Hyundai iLoad Broughton-in-Furness
Dalton In Furness
Askam In Furness
The best way to describe the iLoad’s styling is ‘bold’. It shares its shape with the eight-seat i800, but in crew-cab van form the rear most side windows are replaced with solid body panels and a robust bulkhead separates the cabin from the huge load area. The result is an even more van-like look on the outside, but this arguably improves the Hyundai’s image. Where the i800 looks too much like a mini-bus for many buyers, the Crew Van has a more utilitarian, outdoors image. Go for the top of the range model and alloy wheels add to the appearance of a van designed to do more than just carry a tradesman’s tools.
Practicality is what the iLoad is all about. A significant drawback of the standard i800 is its lack of folding seats on any of its three rows. It’s hard to believe any people carrier could do without this flexibility, but to add insult to injury the chairs aren’t removable without a socket set, either. That’s why many buyers could be better off with the iLoad in Crew Cab form. It makes do with five seats, yet the self-contained luggage space behind the cabin is huge.
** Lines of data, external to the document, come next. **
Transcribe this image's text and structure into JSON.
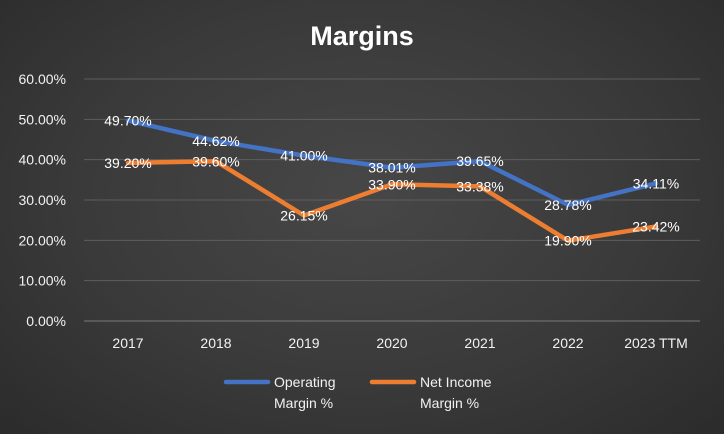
{
  "chart_data": {
    "type": "line",
    "title": "Margins",
    "categories": [
      "2017",
      "2018",
      "2019",
      "2020",
      "2021",
      "2022",
      "2023 TTM"
    ],
    "ylim": [
      0,
      60
    ],
    "yticks": [
      "0.00%",
      "10.00%",
      "20.00%",
      "30.00%",
      "40.00%",
      "50.00%",
      "60.00%"
    ],
    "grid": true,
    "legend": "bottom-center",
    "xlabel": "",
    "ylabel": "",
    "series": [
      {
        "name": "Operating Margin %",
        "legend_lines": [
          "Operating",
          "Margin %"
        ],
        "color": "#4472C4",
        "values": [
          49.7,
          44.62,
          41.0,
          38.01,
          39.65,
          28.78,
          34.11
        ],
        "labels": [
          "49.70%",
          "44.62%",
          "41.00%",
          "38.01%",
          "39.65%",
          "28.78%",
          "34.11%"
        ]
      },
      {
        "name": "Net Income Margin %",
        "legend_lines": [
          "Net Income",
          "Margin %"
        ],
        "color": "#ED7D31",
        "values": [
          39.2,
          39.6,
          26.15,
          33.9,
          33.38,
          19.9,
          23.42
        ],
        "labels": [
          "39.20%",
          "39.60%",
          "26.15%",
          "33.90%",
          "33.38%",
          "19.90%",
          "23.42%"
        ]
      }
    ]
  }
}
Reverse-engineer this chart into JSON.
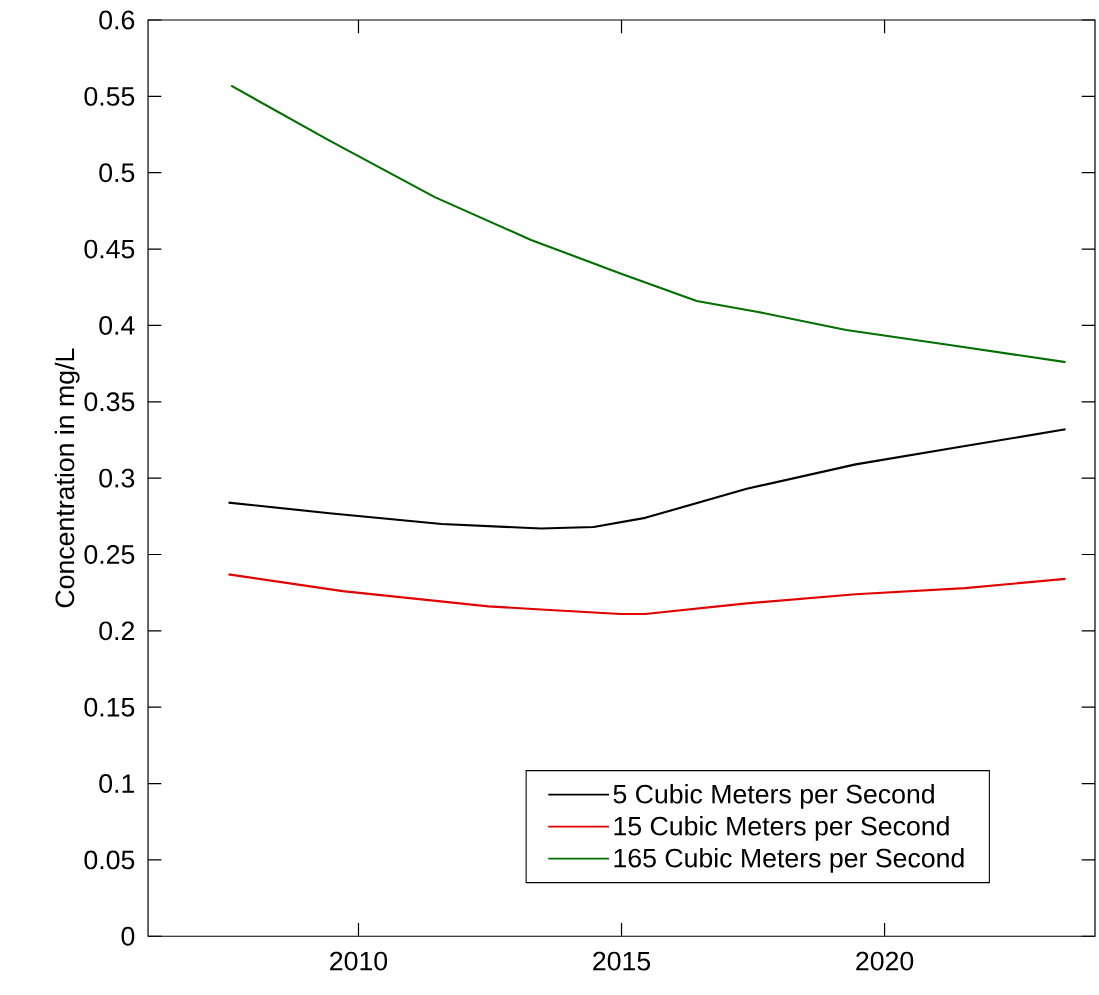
{
  "chart_data": {
    "type": "line",
    "ylabel": "Concentration in mg/L",
    "xlim": [
      2006,
      2024
    ],
    "xticks": [
      2010,
      2015,
      2020
    ],
    "ylim": [
      0,
      0.6
    ],
    "yticks": [
      0,
      0.05,
      0.1,
      0.15,
      0.2,
      0.25,
      0.3,
      0.35,
      0.4,
      0.45,
      0.5,
      0.55,
      0.6
    ],
    "grid": false,
    "legend": "bottom right",
    "marker": "none",
    "line_style": "solid",
    "series": [
      {
        "name": "5 Cubic Meters per Second",
        "color": "#000000",
        "x": [
          2007.53,
          2009.45,
          2011.58,
          2013.47,
          2014.47,
          2015.45,
          2017.38,
          2019.45,
          2021.53,
          2023.44
        ],
        "values": [
          0.284,
          0.277,
          0.27,
          0.267,
          0.268,
          0.274,
          0.293,
          0.309,
          0.321,
          0.332
        ]
      },
      {
        "name": "15 Cubic Meters per Second",
        "color": "#e00000",
        "x": [
          2007.53,
          2009.7,
          2012.47,
          2013.47,
          2014.98,
          2015.45,
          2017.38,
          2019.45,
          2021.53,
          2023.44
        ],
        "values": [
          0.237,
          0.226,
          0.216,
          0.214,
          0.211,
          0.211,
          0.218,
          0.224,
          0.228,
          0.234
        ]
      },
      {
        "name": "165 Cubic Meters per Second",
        "color": "#007000",
        "x": [
          2007.58,
          2009.45,
          2011.45,
          2013.28,
          2014.98,
          2016.43,
          2017.57,
          2019.27,
          2021.27,
          2023.44
        ],
        "values": [
          0.557,
          0.521,
          0.484,
          0.456,
          0.434,
          0.416,
          0.409,
          0.397,
          0.387,
          0.376
        ]
      }
    ]
  }
}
Big sliding doors provide easy access to the three person bench on the second row, while up front there’s room for two more passengers and a big captain’s chair for the driver.
It’s a mixed bag of results for the iLoad out on the road. Perhaps most importantly, it’s impressively comfortable. Even without heavy luggage on board to weigh it down, the Hyundai manages to avoid the sickness inducing rise and fall that affects the suspension of other vans over rough surfaces, and you won’t get any complaints about comfort from those in the rear. The iLoad’s biggest weakness is its steering. The vague feel at the wheel gives you little confidence in its (actually surprisingly capable) cornering abilities, and also make placing the long, wide van on a narrow road quite tricky.
Feeding power to the rear wheels, the iLoad comes with a 114bhp 2.5-litre turbo diesel engine. With a substantial 2,171kg of weight to shift before you add any passengers or luggage, many buyers will be glad of a £1,000 power upgrade which increases the output to the same 170bhp as the i800. Go for this model and you’ll enjoy decent performance, while the dashmounted gearlever has a satisfying shift action.
For businesses buying the iLoad as a commercial vehicle, it’s available for as little as £12,995. However, as a private buyer you will have to pay VAT, making the entry level Crew Van model weigh in at £17,934 – a £2,300 premium over the standard panel van. There’s another £1,150 to pay for the power upgrade pack, which also adds alloy wheels and ESP to the list of standard equipment. Given the iLoad’s weight, it’s unlikely to average more than around 35mpg in varied driving, but servicing and maintenance should be good value.
Most of the iLoad’s car-based people carrier rivals will use less fuel and have lower emissions as a result. However, you have to look at what the big Hyundai is capable of. If you intend to make good use of the iLoad’s capacity and cabin its emissions are easier to justify.